Substance and Emptiness

One of the questions I got from my paper on Spinoza and Buddhism on the Self that I gave at the symposium on “Philosophies in Dialog” the other day was that how could I compare Spinoza’s Substance and Nagarjuna’s Emptiness. The issue is a very large one and by itself it deserves a whole project of its own. But here in this blog I can only give a very brief sketch of what I am thinking at the moment.

First a little bit of background, Spinoza’s Substance is the totality of everything. It’s the only thing that exists by itself without being dependent on any other. In fact there is no *other* because Substance is the only thing that exists. Other things are just parts of Substance. Another name of Substance is God; another one is Nature. This is the ultimate reference point in Spinoza’s system, the starting point where everything in his thought follows.

Nagarjuna’s Emptiness, on the other hand, is not so straightforward. In fact Buddhist philosophy does not seem to want to say anything directly about this totality of all things taken as one big entity. In fact “Emptiness” is strictly speaking an aspect, or one could perhaps say at “attribute”, of this ultimate reality. Reality is by nature “empty” – this is a basic tenet of all schools of Buddhist philosophy. But even though it is considered as an attribute, then I think something interest could emerge when we compare it with Spinoza’s Substance.

When Buddhists talk about ultimate reality, it is usually couched in terms of its main characteristics; that is, that ultimate reality is interdependent, always changing, lacking in substance, and so on. This seems to point to a strong contrast with Spinoza’s Substance. If ultimate reality in the Buddhist views “lacks substance” then how could it even be comparable to Substance in Spinoza’s system? Aren’t we then comparing light and darkness, a pair of totally opposite qualities? But things are not that straightforward. For Spinoza’s Substance also cannot be directly described. This is not possible because for a thing to be describable (as, for example, a car is described as a vehicle with four wheels) there has to be a more general concept which is then qualified down to the level of the thing to be described. This is simple Aristotelian logic. But Spinoza’s Substance is the whole totality and “there is nothing greater” (Spinoza’s own words from the Ethics). So it can only be understood through the two possible “Attributes” that we can conceive, namely extension and thought. And even thought it cannot be described we know that it necessarily exists.

The Buddhist is not so metaphysical in this respect. Of course there are things like rocks and chairs, but their identity depends on others. I think Spinoza would agree on this point. So the problem boils down to: How would a Buddhist, or Nagarjuna himself, say anything about the totality of everything? What is the equivalence of Spinoza’s Substance in Buddhist philosophy?
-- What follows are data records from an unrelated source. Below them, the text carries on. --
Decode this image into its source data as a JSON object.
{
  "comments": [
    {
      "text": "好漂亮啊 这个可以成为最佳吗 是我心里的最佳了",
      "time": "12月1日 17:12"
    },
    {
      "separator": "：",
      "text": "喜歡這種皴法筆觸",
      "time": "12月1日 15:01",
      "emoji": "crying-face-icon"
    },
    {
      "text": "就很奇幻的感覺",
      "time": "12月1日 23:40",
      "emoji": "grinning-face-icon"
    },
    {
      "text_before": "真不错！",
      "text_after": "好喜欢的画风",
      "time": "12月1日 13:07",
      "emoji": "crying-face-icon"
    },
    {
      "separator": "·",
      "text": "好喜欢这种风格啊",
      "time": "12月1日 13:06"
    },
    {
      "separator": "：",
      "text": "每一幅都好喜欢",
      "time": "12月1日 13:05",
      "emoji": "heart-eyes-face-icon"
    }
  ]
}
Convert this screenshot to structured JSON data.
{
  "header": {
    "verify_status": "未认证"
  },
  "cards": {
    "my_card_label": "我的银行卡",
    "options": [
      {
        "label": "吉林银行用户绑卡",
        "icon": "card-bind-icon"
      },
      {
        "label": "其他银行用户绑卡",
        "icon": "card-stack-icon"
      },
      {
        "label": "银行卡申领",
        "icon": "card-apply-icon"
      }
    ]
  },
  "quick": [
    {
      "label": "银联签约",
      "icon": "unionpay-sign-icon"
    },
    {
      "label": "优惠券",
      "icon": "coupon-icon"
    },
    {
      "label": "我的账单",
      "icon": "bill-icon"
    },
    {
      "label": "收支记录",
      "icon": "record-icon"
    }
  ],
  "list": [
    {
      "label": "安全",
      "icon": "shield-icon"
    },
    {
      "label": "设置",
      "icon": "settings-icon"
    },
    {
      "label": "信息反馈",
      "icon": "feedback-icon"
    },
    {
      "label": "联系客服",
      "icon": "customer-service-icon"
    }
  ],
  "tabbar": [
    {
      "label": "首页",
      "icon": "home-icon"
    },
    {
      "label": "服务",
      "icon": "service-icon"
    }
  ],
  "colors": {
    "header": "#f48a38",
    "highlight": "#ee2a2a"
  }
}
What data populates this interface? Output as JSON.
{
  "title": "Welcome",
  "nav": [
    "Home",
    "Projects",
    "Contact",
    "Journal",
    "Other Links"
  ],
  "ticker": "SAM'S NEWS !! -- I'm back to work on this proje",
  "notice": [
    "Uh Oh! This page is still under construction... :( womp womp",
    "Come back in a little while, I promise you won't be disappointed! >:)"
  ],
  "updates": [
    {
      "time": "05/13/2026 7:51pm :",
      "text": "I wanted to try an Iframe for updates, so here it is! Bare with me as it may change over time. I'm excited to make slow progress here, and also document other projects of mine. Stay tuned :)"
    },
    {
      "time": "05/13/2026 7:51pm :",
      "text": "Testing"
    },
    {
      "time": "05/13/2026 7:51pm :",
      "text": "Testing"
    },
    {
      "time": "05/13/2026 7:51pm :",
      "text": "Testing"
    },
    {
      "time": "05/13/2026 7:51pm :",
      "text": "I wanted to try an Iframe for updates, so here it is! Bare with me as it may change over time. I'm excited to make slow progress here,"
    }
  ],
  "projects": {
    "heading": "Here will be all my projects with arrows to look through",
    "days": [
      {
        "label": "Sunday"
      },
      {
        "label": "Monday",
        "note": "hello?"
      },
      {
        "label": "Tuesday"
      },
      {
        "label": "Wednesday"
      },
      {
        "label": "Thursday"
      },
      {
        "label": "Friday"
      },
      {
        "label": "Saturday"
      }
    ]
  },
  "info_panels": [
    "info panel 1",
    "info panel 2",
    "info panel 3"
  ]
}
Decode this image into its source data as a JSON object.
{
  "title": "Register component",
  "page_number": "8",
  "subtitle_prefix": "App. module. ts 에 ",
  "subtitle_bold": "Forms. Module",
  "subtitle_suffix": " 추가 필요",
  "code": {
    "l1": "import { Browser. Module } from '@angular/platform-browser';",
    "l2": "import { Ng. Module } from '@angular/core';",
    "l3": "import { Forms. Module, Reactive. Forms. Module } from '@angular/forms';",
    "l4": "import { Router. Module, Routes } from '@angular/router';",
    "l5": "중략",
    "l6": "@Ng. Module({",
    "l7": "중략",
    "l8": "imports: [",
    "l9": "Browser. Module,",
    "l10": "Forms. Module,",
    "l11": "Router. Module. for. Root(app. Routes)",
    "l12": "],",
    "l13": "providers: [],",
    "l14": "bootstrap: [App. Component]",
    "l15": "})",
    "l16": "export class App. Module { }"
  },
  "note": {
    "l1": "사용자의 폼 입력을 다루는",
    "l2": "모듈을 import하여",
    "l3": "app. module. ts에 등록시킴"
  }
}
The Buddhist talks about reality in this sense too. This is clear from the fact that Buddhists often talk about the whole totality of things when they characterize it as being always changing, lacking in substance, and so on. So ultimate reality is whatever that lacks substance, always changing, being such that any part of it is always dependent on others, and so on. This “whatever” is one and the same as rocks and chairs in one way of looking at it, but in another it is not the same because rocks and chairs are always parts of it. One way to look at this is to conceive the totality of everything here as whatever that consists of rocks, chairs, stars and also all mental episodes. This has to exist because there has to be something that possesses those characteristics of always changing, lacking in substance, and so on. And then we need to bear in mind that when we talk of this whatever we are not reifying it. This whole totality also share the same characteristics as all its parts.

However, that it is the totality of all things – this is not changing. Or to put it in another way, that it is a fact that all things do change all the time, this fact does not change. And in this point we can, I think, still compare this ultimate reality according to the Buddhist with Spinoza’s unchanging Substance. After all Substance for Spinoza is nothing more that a collection of all things, and all things do also change continuously. It is the whole collection, taken by itself, that does not change.


Three Questions about the Future

Recently somebody asked me three questions about what I think about the future. I thought it’s interesting so I am posting the questions and answers here.
QUESTION 1: What is your greatest hope for 2021?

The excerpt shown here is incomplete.